Он откинулся на стуле и впервые за долгое время засмеялся с торжеством и облегченьем; от грозного этого веселья даже разгулявшиеся вельможи притихли.
Крепость Хуняд выглядела так, будто давно находилась в осаде, и вот сейчас наступили редкие минуты затишья, когда все уцелевшие и невредимые ее защитники стараются поскорее заткнуть бреши, заделать разрушения, причиненные пушками и метательными машинами: повсюду строили, сверлили, тесали. Из-за лесов, возведенных для ремонта старых и строительства новых башен, стен, вышек, из-за камней, нагроможденных в ожидании камнетесов, из-за известковых ям, ведер с известью, из-за множества суетившихся людей по крепости едва можно было передвигаться.

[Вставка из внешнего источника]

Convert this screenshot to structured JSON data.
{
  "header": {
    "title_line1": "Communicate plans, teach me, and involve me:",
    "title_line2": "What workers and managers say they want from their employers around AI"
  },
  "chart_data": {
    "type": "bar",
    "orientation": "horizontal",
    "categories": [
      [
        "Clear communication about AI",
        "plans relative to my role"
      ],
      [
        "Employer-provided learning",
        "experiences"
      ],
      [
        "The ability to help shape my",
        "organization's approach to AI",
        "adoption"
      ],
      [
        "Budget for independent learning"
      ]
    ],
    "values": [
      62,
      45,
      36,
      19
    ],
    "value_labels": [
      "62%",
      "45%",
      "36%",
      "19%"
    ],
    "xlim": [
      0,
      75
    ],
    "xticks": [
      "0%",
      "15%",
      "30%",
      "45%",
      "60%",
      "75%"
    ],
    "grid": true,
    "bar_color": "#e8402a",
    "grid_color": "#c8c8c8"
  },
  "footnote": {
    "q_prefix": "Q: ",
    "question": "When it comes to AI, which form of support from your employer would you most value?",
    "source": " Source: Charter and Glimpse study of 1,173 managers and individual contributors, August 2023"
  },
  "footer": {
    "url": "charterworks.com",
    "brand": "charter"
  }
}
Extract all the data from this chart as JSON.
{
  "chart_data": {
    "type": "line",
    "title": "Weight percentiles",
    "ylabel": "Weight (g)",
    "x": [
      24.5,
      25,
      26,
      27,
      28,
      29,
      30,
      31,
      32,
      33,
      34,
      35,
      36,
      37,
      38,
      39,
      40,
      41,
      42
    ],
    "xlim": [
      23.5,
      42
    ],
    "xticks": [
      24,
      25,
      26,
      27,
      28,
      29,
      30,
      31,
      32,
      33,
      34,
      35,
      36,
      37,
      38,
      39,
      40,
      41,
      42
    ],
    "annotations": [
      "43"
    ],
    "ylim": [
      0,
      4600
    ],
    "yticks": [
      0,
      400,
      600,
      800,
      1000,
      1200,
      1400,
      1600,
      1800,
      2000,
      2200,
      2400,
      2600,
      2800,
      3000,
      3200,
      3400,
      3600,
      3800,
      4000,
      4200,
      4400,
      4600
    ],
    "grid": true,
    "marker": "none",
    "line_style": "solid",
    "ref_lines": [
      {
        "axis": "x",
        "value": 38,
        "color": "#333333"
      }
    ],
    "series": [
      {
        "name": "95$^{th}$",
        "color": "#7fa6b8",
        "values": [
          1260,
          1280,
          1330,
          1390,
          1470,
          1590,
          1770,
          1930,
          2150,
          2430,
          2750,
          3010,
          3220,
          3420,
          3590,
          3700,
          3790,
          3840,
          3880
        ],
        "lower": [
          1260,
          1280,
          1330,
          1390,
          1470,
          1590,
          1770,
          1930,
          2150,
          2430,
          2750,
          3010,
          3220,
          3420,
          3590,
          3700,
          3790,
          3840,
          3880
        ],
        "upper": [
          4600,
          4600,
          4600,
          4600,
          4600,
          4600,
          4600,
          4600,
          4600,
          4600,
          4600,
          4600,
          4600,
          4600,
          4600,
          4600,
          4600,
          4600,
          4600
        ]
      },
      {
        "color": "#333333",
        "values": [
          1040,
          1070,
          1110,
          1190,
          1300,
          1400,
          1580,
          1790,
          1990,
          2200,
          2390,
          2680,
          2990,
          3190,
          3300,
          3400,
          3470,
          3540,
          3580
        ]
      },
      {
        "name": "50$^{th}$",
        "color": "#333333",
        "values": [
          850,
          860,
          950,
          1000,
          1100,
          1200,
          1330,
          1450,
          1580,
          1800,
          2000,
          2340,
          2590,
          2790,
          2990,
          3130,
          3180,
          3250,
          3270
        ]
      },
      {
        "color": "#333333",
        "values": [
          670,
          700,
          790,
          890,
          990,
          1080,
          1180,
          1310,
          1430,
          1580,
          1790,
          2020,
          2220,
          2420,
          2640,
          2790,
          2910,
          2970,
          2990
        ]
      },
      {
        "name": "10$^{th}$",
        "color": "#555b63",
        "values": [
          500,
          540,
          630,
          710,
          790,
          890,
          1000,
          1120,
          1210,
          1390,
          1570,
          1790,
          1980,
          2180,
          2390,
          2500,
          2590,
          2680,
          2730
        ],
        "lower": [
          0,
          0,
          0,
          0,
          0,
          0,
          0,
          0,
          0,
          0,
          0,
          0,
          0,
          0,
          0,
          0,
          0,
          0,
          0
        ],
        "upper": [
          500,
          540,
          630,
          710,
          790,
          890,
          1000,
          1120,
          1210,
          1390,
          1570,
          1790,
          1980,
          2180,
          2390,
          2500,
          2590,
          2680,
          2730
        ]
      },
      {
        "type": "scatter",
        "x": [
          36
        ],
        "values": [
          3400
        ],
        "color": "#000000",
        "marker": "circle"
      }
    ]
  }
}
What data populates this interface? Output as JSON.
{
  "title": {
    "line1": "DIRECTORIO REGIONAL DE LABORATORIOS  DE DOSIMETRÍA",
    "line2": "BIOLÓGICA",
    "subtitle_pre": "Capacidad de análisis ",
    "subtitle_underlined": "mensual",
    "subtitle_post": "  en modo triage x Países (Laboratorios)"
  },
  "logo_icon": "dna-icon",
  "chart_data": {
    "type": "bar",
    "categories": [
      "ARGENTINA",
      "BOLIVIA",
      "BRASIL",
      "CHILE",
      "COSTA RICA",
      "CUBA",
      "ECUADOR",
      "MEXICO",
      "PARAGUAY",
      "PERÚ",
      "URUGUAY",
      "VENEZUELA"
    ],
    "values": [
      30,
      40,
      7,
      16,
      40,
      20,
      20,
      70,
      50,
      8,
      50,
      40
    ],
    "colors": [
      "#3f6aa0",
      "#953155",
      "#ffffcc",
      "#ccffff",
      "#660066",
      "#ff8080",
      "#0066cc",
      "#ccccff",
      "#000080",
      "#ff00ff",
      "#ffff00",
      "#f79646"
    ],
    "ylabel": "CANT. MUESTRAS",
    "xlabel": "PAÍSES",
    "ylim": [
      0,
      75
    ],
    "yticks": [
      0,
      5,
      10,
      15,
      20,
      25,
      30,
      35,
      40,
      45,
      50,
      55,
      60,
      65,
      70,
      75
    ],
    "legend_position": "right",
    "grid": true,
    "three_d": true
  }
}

И будто здесь строилась настоящая Вавилонская башня, сквозь адский шум пил, стук молотков, грохот наковален пробивалась отчаянная мешанина языков: миланские зодчие, флорентийские камнерезы, немецкие медники, чешские стекольщики, венгерские обжигальщики извести, румынские резчики по дереву и носильщики камней пытались убедить друг друга в своей правоте. Со строгими лицами произносили лестные слова одобрения, улыбаясь, сыпали отборными ругательствами, но все это было совершенно неважно, даже если бы случайно двое встретившихся понимали язык друг друга; в страшном грохоте они все равно не уловили бы ни единого осмысленного слова. Тот, кто видел в эти дни Хуняд, вправе был усомниться, что из этой полуразрушенной, беспорядочно перекопанной, расковырянной груды камней когда-либо возродится крепость… Сам Хуняди — впрочем с величайшим увлечением принимавший участие в планировке строительства, в совещаниях с мастерами — теперь не слишком верил в успех и, когда мог, прятался от шума и грохота, которые сводили его с ума. Но спрятаться было делом нелегким, так как строители не забывали даже о самых отдаленных закоулках крепости, везде находили то, что требовало перестройки, — то, без чего крепость не будет похожа на италийскую либо иную западную рыцарскую крепость… А госпожа Эржебет, взявшая на себя роль полководца и возглавившая преобразовательные работы, не отклоняла ни одного разумного на вид предложения; однажды во главе победоносного войска стекольщиков она вторглась в спальню, где господин Янош занимался государственными делами, и оттеснила его в гостиную, а на следующий день, предводительствуя медниками, выжила оттуда — и так до тех пор, пока он наконец не разбил постоянный лагерь в оружейной… Правда, прибывшие из баварского герцогства стенописцы и здесь не хотели оставить его в покое, но тут уж он окончательно разгневался и не пустил их к себе, как ни молила его госпожа Эржебет, чем только ни прельщала.